Kumbakarna yang sudah puluhan tahun tidur di Gunung Gokarna juga dibangunkan untuk membela benteng pertahanan Alengka. Akhirnya Kumbakarna gugur juga oleh senjata Laksmana. Kemudian Hanoman membantu Sri Rama dalam adu jago dengan Rahwana. Dengan panah Gowawijaya, Sri Rama telah berhasil membunuh Rahwana, namun ia segera hidup lagi. Ketika Sri Rama mulai putus asa, ia menyendiri ke hutan, dan Hanoman bertarung satu lawan satu dengan Rahwana. Kesaktiannya hampir setara, hanya saja Rahwana tidak akan bisa dibunuh.
Kemudian Batara Wisnu dalam Sri Rama memakai senjata Kiai Dangu. Panah itu akan mengejar dan menyakiti Rahwana namun tidak membunuhnya, yang membuatnya tersiksa berkepanjangan. Akhirnya Rahwana menemukan gunung yang di tengahnya bisa menjadi tempat bersembunyi. Namun takdir, gunung itu ialah puntranya, Samodra dan Saputra, yang dulu dibunuh olehnya. Maka gunung itu menjepit Rahwana, dan Hanoman membantunya dengan menekan Rahwana ke dalam hingga tak bisa melepaskan diri. Seluruh kesaktian Rahwana tak dapat membuatnya melepaskan diri.
Setelah peristiwa terbesar dalam sejarah berakhir, dengan dikurungnya Rahwana Sang Angkara Murka, Hanoman memilih mengasingkan diri menjadi petapa di Gunung Kandalisa. Sri Rama telah menjadi raja di Ayodya. Ketika Sri Rama membutuhkannya ia tinggal memanggilnya, juga ketika merasakan istrinya, Trijata, dalam bahaya.

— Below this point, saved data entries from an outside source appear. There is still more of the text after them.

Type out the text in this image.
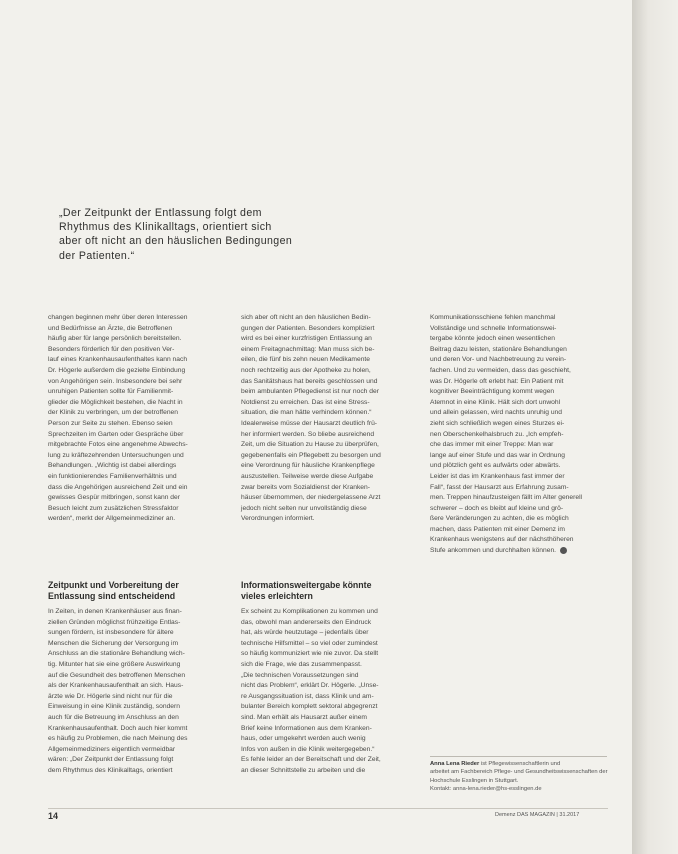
„Der Zeitpunkt der Entlassung folgt dem
Rhythmus des Klinikalltags, orientiert sich
aber oft nicht an den häuslichen Bedingungen
der Patienten.“

changen beginnen mehr über deren Interessen
und Bedürfnisse an Ärzte, die Betroffenen
häufig aber für lange persönlich bereitstellen.
Besonders förderlich für den positiven Ver-
lauf eines Krankenhausaufenthaltes kann nach
Dr. Högerle außerdem die gezielte Einbindung
von Angehörigen sein. Insbesondere bei sehr
unruhigen Patienten sollte für Familienmit-
glieder die Möglichkeit bestehen, die Nacht in
der Klinik zu verbringen, um der betroffenen
Person zur Seite zu stehen. Ebenso seien
Sprechzeiten im Garten oder Gespräche über
mitgebrachte Fotos eine angenehme Abwechs-
lung zu kräftezehrenden Untersuchungen und
Behandlungen. „Wichtig ist dabei allerdings
ein funktionierendes Familienverhältnis und
dass die Angehörigen ausreichend Zeit und ein
gewisses Gespür mitbringen, sonst kann der
Besuch leicht zum zusätzlichen Stressfaktor
werden“, merkt der Allgemeinmediziner an.

sich aber oft nicht an den häuslichen Bedin-
gungen der Patienten. Besonders kompliziert
wird es bei einer kurzfristigen Entlassung an
einem Freitagnachmittag: Man muss sich be-
eilen, die fünf bis zehn neuen Medikamente
noch rechtzeitig aus der Apotheke zu holen,
das Sanitätshaus hat bereits geschlossen und
beim ambulanten Pflegedienst ist nur noch der
Notdienst zu erreichen. Das ist eine Stress-
situation, die man hätte verhindern können.“
Idealerweise müsse der Hausarzt deutlich frü-
her informiert werden. So bliebe ausreichend
Zeit, um die Situation zu Hause zu überprüfen,
gegebenenfalls ein Pflegebett zu besorgen und
eine Verordnung für häusliche Krankenpflege
auszustellen. Teilweise werde diese Aufgabe
zwar bereits vom Sozialdienst der Kranken-
häuser übernommen, der niedergelassene Arzt
jedoch nicht selten nur unvollständig diese
Verordnungen informiert.

Kommunikationsschiene fehlen manchmal
Vollständige und schnelle Informationswei-
tergabe könnte jedoch einen wesentlichen
Beitrag dazu leisten, stationäre Behandlungen
und deren Vor- und Nachbetreuung zu verein-
fachen. Und zu vermeiden, dass das geschieht,
was Dr. Högerle oft erlebt hat: Ein Patient mit
kognitiver Beeinträchtigung kommt wegen
Atemnot in eine Klinik. Hält sich dort unwohl
und allein gelassen, wird nachts unruhig und
zieht sich schließlich wegen eines Sturzes ei-
nen Oberschenkelhalsbruch zu. „Ich empfeh-
che das immer mit einer Treppe: Man war
lange auf einer Stufe und das war in Ordnung
und plötzlich geht es aufwärts oder abwärts.
Leider ist das im Krankenhaus fast immer der
Fall“, fasst der Hausarzt aus Erfahrung zusam-
men. Treppen hinaufzusteigen fällt im Alter generell
schwerer – doch es bleibt auf kleine und grö-
ßere Veränderungen zu achten, die es möglich
machen, dass Patienten mit einer Demenz im
Krankenhaus wenigstens auf der nächsthöheren
Stufe ankommen und durchhalten können.

Zeitpunkt und Vorbereitung der
Entlassung sind entscheidend
Informationsweitergabe könnte
vieles erleichtern

In Zeiten, in denen Krankenhäuser aus finan-
ziellen Gründen möglichst frühzeitige Entlas-
sungen fördern, ist insbesondere für ältere
Menschen die Sicherung der Versorgung im
Anschluss an die stationäre Behandlung wich-
tig. Mitunter hat sie eine größere Auswirkung
auf die Gesundheit des betroffenen Menschen
als der Krankenhausaufenthalt an sich. Haus-
ärzte wie Dr. Högerle sind nicht nur für die
Einweisung in eine Klinik zuständig, sondern
auch für die Betreuung im Anschluss an den
Krankenhausaufenthalt. Doch auch hier kommt
es häufig zu Problemen, die nach Meinung des
Allgemeinmediziners eigentlich vermeidbar
wären: „Der Zeitpunkt der Entlassung folgt
dem Rhythmus des Klinikalltags, orientiert

Ex scheint zu Komplikationen zu kommen und
das, obwohl man andererseits den Eindruck
hat, als würde heutzutage – jedenfalls über
technische Hilfsmittel – so viel oder zumindest
so häufig kommuniziert wie nie zuvor. Da stellt
sich die Frage, wie das zusammenpasst.
„Die technischen Voraussetzungen sind
nicht das Problem“, erklärt Dr. Högerle. „Unse-
re Ausgangssituation ist, dass Klinik und am-
bulanter Bereich komplett sektoral abgegrenzt
sind. Man erhält als Hausarzt außer einem
Brief keine Informationen aus dem Kranken-
haus, oder umgekehrt werden auch wenig
Infos von außen in die Klinik weitergegeben.“
Es fehle leider an der Bereitschaft und der Zeit,
an dieser Schnittstelle zu arbeiten und die

Anna Lena Rieder ist Pflegewissenschaftlerin und
arbeitet am Fachbereich Pflege- und Gesundheitswissenschaften der
Hochschule Esslingen in Stuttgart.
Kontakt: anna-lena.rieder@hs-esslingen.de
14	Demenz DAS MAGAZIN | 31.2017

Delapan tahun Sri Rama mencari Dewi Shinta yang kembali menghilang, yang pada akhirnya ditemukan bersama anak mereka, Luwa dan Kusa. Apesnya, terjadi insiden Jembawan merebut istrinya, Trijata. Hingga dengan kebijaksanaan, Hanoman merelakan Trijata menjadi milik Jembawan. Jembawan dan Trijata kemudian juga berumur panjang, menetap menjadi petapa di Astana Gandamadana. Hingga zaman Mahabharata mereka juga masih hidup, di mana anak mereka, Dewi Jembawati, menjadi istri Prabu Sri Kresna, titisan Batara Wisnu selanjutnya.

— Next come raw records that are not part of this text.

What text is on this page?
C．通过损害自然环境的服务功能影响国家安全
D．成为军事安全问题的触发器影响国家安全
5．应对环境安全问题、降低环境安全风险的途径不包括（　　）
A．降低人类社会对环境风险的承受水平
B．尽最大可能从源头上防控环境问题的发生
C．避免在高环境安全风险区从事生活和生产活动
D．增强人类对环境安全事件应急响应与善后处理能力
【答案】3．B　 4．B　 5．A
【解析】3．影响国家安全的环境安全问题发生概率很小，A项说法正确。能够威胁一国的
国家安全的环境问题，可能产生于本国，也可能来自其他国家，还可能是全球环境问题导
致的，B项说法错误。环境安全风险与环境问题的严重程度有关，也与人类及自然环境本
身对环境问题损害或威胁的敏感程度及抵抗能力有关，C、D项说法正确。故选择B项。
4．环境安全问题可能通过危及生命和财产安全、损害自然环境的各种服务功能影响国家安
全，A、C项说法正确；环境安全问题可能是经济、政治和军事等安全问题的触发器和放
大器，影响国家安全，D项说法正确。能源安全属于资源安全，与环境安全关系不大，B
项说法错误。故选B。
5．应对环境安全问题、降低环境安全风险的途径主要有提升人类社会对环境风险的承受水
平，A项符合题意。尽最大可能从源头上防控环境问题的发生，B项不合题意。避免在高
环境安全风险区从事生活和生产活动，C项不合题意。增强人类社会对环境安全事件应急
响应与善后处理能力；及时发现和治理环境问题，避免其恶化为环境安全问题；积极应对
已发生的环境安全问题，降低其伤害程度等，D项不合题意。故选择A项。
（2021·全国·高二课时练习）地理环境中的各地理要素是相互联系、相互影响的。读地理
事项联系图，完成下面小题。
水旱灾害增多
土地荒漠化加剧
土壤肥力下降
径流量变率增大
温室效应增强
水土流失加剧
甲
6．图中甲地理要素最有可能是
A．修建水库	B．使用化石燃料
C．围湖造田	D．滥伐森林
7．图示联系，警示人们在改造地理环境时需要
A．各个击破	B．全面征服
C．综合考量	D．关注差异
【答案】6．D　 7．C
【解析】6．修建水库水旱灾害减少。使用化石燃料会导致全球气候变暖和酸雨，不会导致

Prabu Sri Rama meninggal, Batara Wisnu kembali ke kahyangan. Kursi kepemimpinan Ayodya digantikan oleh Lawa, yang bergelar Prabu Ramabatlawa. Sedangkan Kusa kemudian meneruskan takhta negara Mantili, bergelar Prabu Kusiya. Tokoh-tokoh Ramayana satu per satu juga wafat, dan Resi Hanoman tetap menjadi petapa di tempatnya. Bukan lagi eranya angkara murka Rahwana.

***

Tanah sekitar pertapaan bergetar. Resi Hanoman peka, ia menengok keluar. Terlihat sesosok tubuh tinggi besar tampak kebingungan. Hanoman menegurnya. Ia mengaku sebagai ksatria Hastina, bernama Bima. Sedang menjalankan tugas dari Resi Dorna untuk mencari kesempurnaan hidup.
“Bratasena, Bayusuta, mengapa kau mau saja dipermainkan oleh resi yang hanya menipumu? Ketahuilah bahwa Resi Dorna bukanlah resi yang benar berbudi luhur, ia dipenuhi kepentingan duniawi.”

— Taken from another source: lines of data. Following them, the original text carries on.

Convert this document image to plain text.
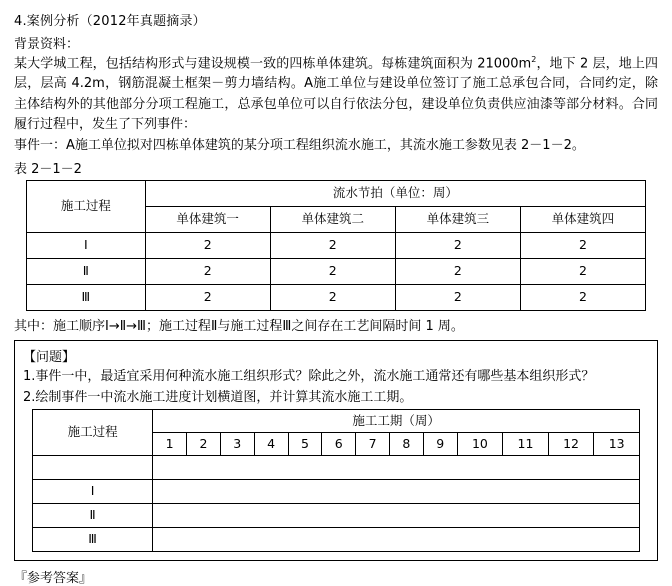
4.案例分析（2012年真题摘录）
背景资料：

某大学城工程，包括结构形式与建设规模一致的四栋单体建筑。每栋建筑面积为 $21000m^2$，地下 2 层，地上四层，层高 4.2m，钢筋混凝土框架－剪力墙结构。A施工单位与建设单位签订了施工总承包合同，合同约定，除主体结构外的其他部分分项工程施工，总承包单位可以自行依法分包，建设单位负责供应油漆等部分材料。合同履行过程中，发生了下列事件：

事件一：A施工单位拟对四栋单体建筑的某分项工程组织流水施工，其流水施工参数见表 2－1－2。

表 2－1－2
施工过程	流水节拍（单位：周）			
	单体建筑一	单体建筑二	单体建筑三	单体建筑四
Ⅰ	2	2	2	2
Ⅱ	2	2	2	2
Ⅲ	2	2	2	2
其中：施工顺序Ⅰ→Ⅱ→Ⅲ；施工过程Ⅱ与施工过程Ⅲ之间存在工艺间隔时间 1 周。
【问题】

1.事件一中，最适宜采用何种流水施工组织形式？除此之外，流水施工通常还有哪些基本组织形式？

2.绘制事件一中流水施工进度计划横道图，并计算其流水施工工期。

施工过程	施工工期（周）												
	1	2	3	4	5	6	7	8	9	10	11	12	13

Ⅰ													
Ⅱ													
Ⅲ													
『参考答案』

“Eee kau monyet putih, jangan menghina guruku! Aku berguru kepadanya untuk menimba ilmu yang akan kupergunakan untuk kebaikan.” Saat itu Bima muda memang cukup lugu menerima perintah dari gurunya tersebut, di samping ia memang sangat ingin mendalami ilmu yang lebih tinggi. Namun mendengar hinaan monyet putih ini hatinya menjadi panas.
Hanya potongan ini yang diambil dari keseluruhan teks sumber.